Feraye'nin gittiği yoldan bir araba tam karşımda durduğunda Tuncer belinde tuttuğu silahını çıkartıcakken onun Barış olduğunu söylediğimde elini belindeki silahtan çekmişti.

Barış arabadan inip kapıyı kapattı. Sonrada bana yaklaşıp alnıma bir öpücük kondurup konuşmaya başladı:İyisiniz dimi güzelim?

Aycan:İyiyiz canım

Aycan'ın saçı budur.

Barış:Gidelim mi?

Aycan:Tamam ama biraz bekle çantamı alıp geleyim

Barış:Tamam meleğim bekliyorum burda.

Aycan:İstersen gir konağa avluda beklersin yada yukarda beklersin

Barış:Tamam olur.

Tuncer'in açtığı kapıdan ilk önce ben girmiştim. Arkamdanda Barış girdiğinde hemen yanımda bitip elimi tuttu.

Birlikte merdivenlerden çıktık. Babaannem, dedem, babam, amcam ve yengem koltuklarda oturuyodu.

Rojbin hanım:Hoşgeldin damat

Barış:Hoşbuldum Rojbin hanım.

Gürkan bey:Hoşgeldin oğlum

Barış:Hoşbuldum.

Aycan:Sen dur burda ben bir çantamı alıp geliyorum canım

Barış:Tamam güzelim

Ben hızlı adımlarla yukarı çıktım.

Yazardan
Gürkan bey:Ayakta kalma oğlum (Rojbin hanımın yanındaki boş yeri göstererek) gel otur şöyle.

Barış hiçbir şey söylemeyip Rojbin hanımın yanına oturur.

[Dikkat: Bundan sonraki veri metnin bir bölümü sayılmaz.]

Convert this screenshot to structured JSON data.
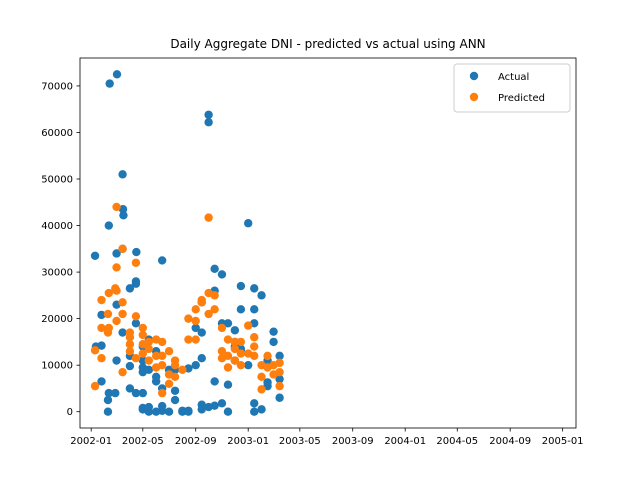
{
  "chart_data": {
    "type": "scatter",
    "title": "Daily Aggregate DNI - predicted vs actual using ANN",
    "xlabel": "",
    "ylabel": "",
    "x_axis": {
      "type": "date",
      "range": [
        "2001-12-06",
        "2005-02-01"
      ],
      "ticks": [
        {
          "value": "2002-01-01",
          "label": "2002-01"
        },
        {
          "value": "2002-05-01",
          "label": "2002-05"
        },
        {
          "value": "2002-09-01",
          "label": "2002-09"
        },
        {
          "value": "2003-01-01",
          "label": "2003-01"
        },
        {
          "value": "2003-05-01",
          "label": "2003-05"
        },
        {
          "value": "2003-09-01",
          "label": "2003-09"
        },
        {
          "value": "2004-01-01",
          "label": "2004-01"
        },
        {
          "value": "2004-05-01",
          "label": "2004-05"
        },
        {
          "value": "2004-09-01",
          "label": "2004-09"
        },
        {
          "value": "2005-01-01",
          "label": "2005-01"
        }
      ]
    },
    "y_axis": {
      "range": [
        -3500,
        76000
      ],
      "ticks": [
        {
          "value": 0,
          "label": "0"
        },
        {
          "value": 10000,
          "label": "10000"
        },
        {
          "value": 20000,
          "label": "20000"
        },
        {
          "value": 30000,
          "label": "30000"
        },
        {
          "value": 40000,
          "label": "40000"
        },
        {
          "value": 50000,
          "label": "50000"
        },
        {
          "value": 60000,
          "label": "60000"
        },
        {
          "value": 70000,
          "label": "70000"
        }
      ]
    },
    "grid": false,
    "legend": {
      "position": "upper right"
    },
    "series": [
      {
        "name": "Actual",
        "color": "#1f77b4",
        "points": [
          [
            "2002-01-10",
            33500
          ],
          [
            "2002-01-12",
            14000
          ],
          [
            "2002-01-25",
            6500
          ],
          [
            "2002-01-25",
            14200
          ],
          [
            "2002-01-25",
            20800
          ],
          [
            "2002-02-09",
            2500
          ],
          [
            "2002-02-09",
            0
          ],
          [
            "2002-02-11",
            4000
          ],
          [
            "2002-02-11",
            40000
          ],
          [
            "2002-02-13",
            70500
          ],
          [
            "2002-02-26",
            4000
          ],
          [
            "2002-03-01",
            34000
          ],
          [
            "2002-03-01",
            23000
          ],
          [
            "2002-03-01",
            11000
          ],
          [
            "2002-03-02",
            72500
          ],
          [
            "2002-03-15",
            51000
          ],
          [
            "2002-03-16",
            43500
          ],
          [
            "2002-03-17",
            42200
          ],
          [
            "2002-03-15",
            35000
          ],
          [
            "2002-03-15",
            17000
          ],
          [
            "2002-04-01",
            5000
          ],
          [
            "2002-04-01",
            9800
          ],
          [
            "2002-04-01",
            12000
          ],
          [
            "2002-04-01",
            26500
          ],
          [
            "2002-04-15",
            4000
          ],
          [
            "2002-04-15",
            19000
          ],
          [
            "2002-04-15",
            27500
          ],
          [
            "2002-04-15",
            28000
          ],
          [
            "2002-04-16",
            34300
          ],
          [
            "2002-05-01",
            500
          ],
          [
            "2002-05-01",
            800
          ],
          [
            "2002-05-01",
            4000
          ],
          [
            "2002-05-01",
            8500
          ],
          [
            "2002-05-01",
            9500
          ],
          [
            "2002-05-01",
            11000
          ],
          [
            "2002-05-01",
            14000
          ],
          [
            "2002-05-15",
            0
          ],
          [
            "2002-05-15",
            1000
          ],
          [
            "2002-05-15",
            9000
          ],
          [
            "2002-05-15",
            15500
          ],
          [
            "2002-06-01",
            0
          ],
          [
            "2002-06-01",
            6500
          ],
          [
            "2002-06-01",
            7500
          ],
          [
            "2002-06-01",
            13000
          ],
          [
            "2002-06-15",
            200
          ],
          [
            "2002-06-15",
            1200
          ],
          [
            "2002-06-15",
            5000
          ],
          [
            "2002-06-15",
            32500
          ],
          [
            "2002-07-01",
            0
          ],
          [
            "2002-07-01",
            9000
          ],
          [
            "2002-07-15",
            2500
          ],
          [
            "2002-07-15",
            4500
          ],
          [
            "2002-07-15",
            9000
          ],
          [
            "2002-08-01",
            0
          ],
          [
            "2002-08-01",
            200
          ],
          [
            "2002-08-15",
            200
          ],
          [
            "2002-08-15",
            0
          ],
          [
            "2002-08-15",
            9300
          ],
          [
            "2002-09-01",
            10000
          ],
          [
            "2002-09-01",
            18000
          ],
          [
            "2002-09-15",
            1500
          ],
          [
            "2002-09-15",
            500
          ],
          [
            "2002-09-15",
            11500
          ],
          [
            "2002-09-15",
            17000
          ],
          [
            "2002-09-15",
            23500
          ],
          [
            "2002-10-01",
            63800
          ],
          [
            "2002-10-01",
            62200
          ],
          [
            "2002-10-01",
            1000
          ],
          [
            "2002-10-15",
            1300
          ],
          [
            "2002-10-15",
            6500
          ],
          [
            "2002-10-15",
            26000
          ],
          [
            "2002-10-15",
            30700
          ],
          [
            "2002-11-01",
            29500
          ],
          [
            "2002-11-01",
            19000
          ],
          [
            "2002-11-01",
            1800
          ],
          [
            "2002-11-15",
            0
          ],
          [
            "2002-11-15",
            5800
          ],
          [
            "2002-11-15",
            19000
          ],
          [
            "2002-12-01",
            11000
          ],
          [
            "2002-12-01",
            14000
          ],
          [
            "2002-12-01",
            15000
          ],
          [
            "2002-12-01",
            17500
          ],
          [
            "2002-12-15",
            13000
          ],
          [
            "2002-12-15",
            13500
          ],
          [
            "2002-12-15",
            22000
          ],
          [
            "2002-12-15",
            27000
          ],
          [
            "2003-01-01",
            40500
          ],
          [
            "2003-01-01",
            10000
          ],
          [
            "2003-01-15",
            0
          ],
          [
            "2003-01-15",
            1800
          ],
          [
            "2003-01-15",
            19000
          ],
          [
            "2003-01-15",
            22000
          ],
          [
            "2003-01-15",
            26500
          ],
          [
            "2003-02-01",
            500
          ],
          [
            "2003-02-01",
            25000
          ],
          [
            "2003-02-15",
            5500
          ],
          [
            "2003-02-15",
            6300
          ],
          [
            "2003-02-15",
            11000
          ],
          [
            "2003-03-01",
            17200
          ],
          [
            "2003-03-01",
            15000
          ],
          [
            "2003-03-15",
            3000
          ],
          [
            "2003-03-15",
            7000
          ],
          [
            "2003-03-15",
            12000
          ]
        ]
      },
      {
        "name": "Predicted",
        "color": "#ff7f0e",
        "points": [
          [
            "2002-01-10",
            5500
          ],
          [
            "2002-01-10",
            13200
          ],
          [
            "2002-01-25",
            24000
          ],
          [
            "2002-01-25",
            18000
          ],
          [
            "2002-01-25",
            11500
          ],
          [
            "2002-02-09",
            21000
          ],
          [
            "2002-02-09",
            17000
          ],
          [
            "2002-02-11",
            25500
          ],
          [
            "2002-02-11",
            18000
          ],
          [
            "2002-02-26",
            26500
          ],
          [
            "2002-03-01",
            44000
          ],
          [
            "2002-03-01",
            31000
          ],
          [
            "2002-03-01",
            26000
          ],
          [
            "2002-03-01",
            19500
          ],
          [
            "2002-03-15",
            8500
          ],
          [
            "2002-03-15",
            21000
          ],
          [
            "2002-03-15",
            23500
          ],
          [
            "2002-03-15",
            35000
          ],
          [
            "2002-04-01",
            13000
          ],
          [
            "2002-04-01",
            14500
          ],
          [
            "2002-04-01",
            16000
          ],
          [
            "2002-04-01",
            17000
          ],
          [
            "2002-04-15",
            20500
          ],
          [
            "2002-04-15",
            32000
          ],
          [
            "2002-04-15",
            11500
          ],
          [
            "2002-05-01",
            18000
          ],
          [
            "2002-05-01",
            16500
          ],
          [
            "2002-05-01",
            14500
          ],
          [
            "2002-05-01",
            12500
          ],
          [
            "2002-05-15",
            11000
          ],
          [
            "2002-05-15",
            13500
          ],
          [
            "2002-05-15",
            15000
          ],
          [
            "2002-06-01",
            9500
          ],
          [
            "2002-06-01",
            12000
          ],
          [
            "2002-06-01",
            15500
          ],
          [
            "2002-06-15",
            4000
          ],
          [
            "2002-06-15",
            10000
          ],
          [
            "2002-06-15",
            12000
          ],
          [
            "2002-06-15",
            15000
          ],
          [
            "2002-07-01",
            6000
          ],
          [
            "2002-07-01",
            8000
          ],
          [
            "2002-07-01",
            13000
          ],
          [
            "2002-07-15",
            7500
          ],
          [
            "2002-07-15",
            10000
          ],
          [
            "2002-07-15",
            11000
          ],
          [
            "2002-08-01",
            9000
          ],
          [
            "2002-08-15",
            20000
          ],
          [
            "2002-08-15",
            15500
          ],
          [
            "2002-09-01",
            15500
          ],
          [
            "2002-09-01",
            19500
          ],
          [
            "2002-09-01",
            22000
          ],
          [
            "2002-09-15",
            23500
          ],
          [
            "2002-09-15",
            24000
          ],
          [
            "2002-10-01",
            41700
          ],
          [
            "2002-10-01",
            25500
          ],
          [
            "2002-10-01",
            21000
          ],
          [
            "2002-10-15",
            22000
          ],
          [
            "2002-10-15",
            25000
          ],
          [
            "2002-11-01",
            13000
          ],
          [
            "2002-11-01",
            18000
          ],
          [
            "2002-11-01",
            11500
          ],
          [
            "2002-11-15",
            9500
          ],
          [
            "2002-11-15",
            12000
          ],
          [
            "2002-11-15",
            15500
          ],
          [
            "2002-12-01",
            11000
          ],
          [
            "2002-12-01",
            13500
          ],
          [
            "2002-12-01",
            15000
          ],
          [
            "2002-12-15",
            10000
          ],
          [
            "2002-12-15",
            12500
          ],
          [
            "2002-12-15",
            15000
          ],
          [
            "2003-01-01",
            12500
          ],
          [
            "2003-01-01",
            18500
          ],
          [
            "2003-01-15",
            12000
          ],
          [
            "2003-01-15",
            14000
          ],
          [
            "2003-01-15",
            16000
          ],
          [
            "2003-02-01",
            4800
          ],
          [
            "2003-02-01",
            7500
          ],
          [
            "2003-02-01",
            10000
          ],
          [
            "2003-02-15",
            9500
          ],
          [
            "2003-02-15",
            12000
          ],
          [
            "2003-03-01",
            8000
          ],
          [
            "2003-03-01",
            10000
          ],
          [
            "2003-03-15",
            5500
          ],
          [
            "2003-03-15",
            8500
          ],
          [
            "2003-03-15",
            10500
          ]
        ]
      }
    ]
  }
}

Rojbin hanım:Hasibe, damada içecek bişeyler getiriver

Hamuş (Hasibe):Hemen hanımağam

Barış:Gerek yok zahmet etmeyin

Rojbin hanım:Olmaz öyle şey. Aycan gelene kadar bişeyler iç

Barış:Tamam o zaman, su

Hamuş (Hasibe):Hemen getiriyorum.

Hamuş gider

🦅🔥🐥

Aycan'dan
Odama girip çantamı ve telefonunu alarak odadan çıktım. Kapımı kapatıp aşağıya indim. Barış beni görür görmez ayağa kalktı ve konuşmaya başladı:Hazır mısın güzelim?

Ben gelene kadar onu sorulara boğmuşlar anlaşılan.

Aycan:Hazırım canım çıkabiliriz

Barış elimi tutup peşinden sürüklemeye başladı. Merdivenlerden indikten sonra konuşmaya başladım:Noldu? Seni sorularıyla boğdular mı?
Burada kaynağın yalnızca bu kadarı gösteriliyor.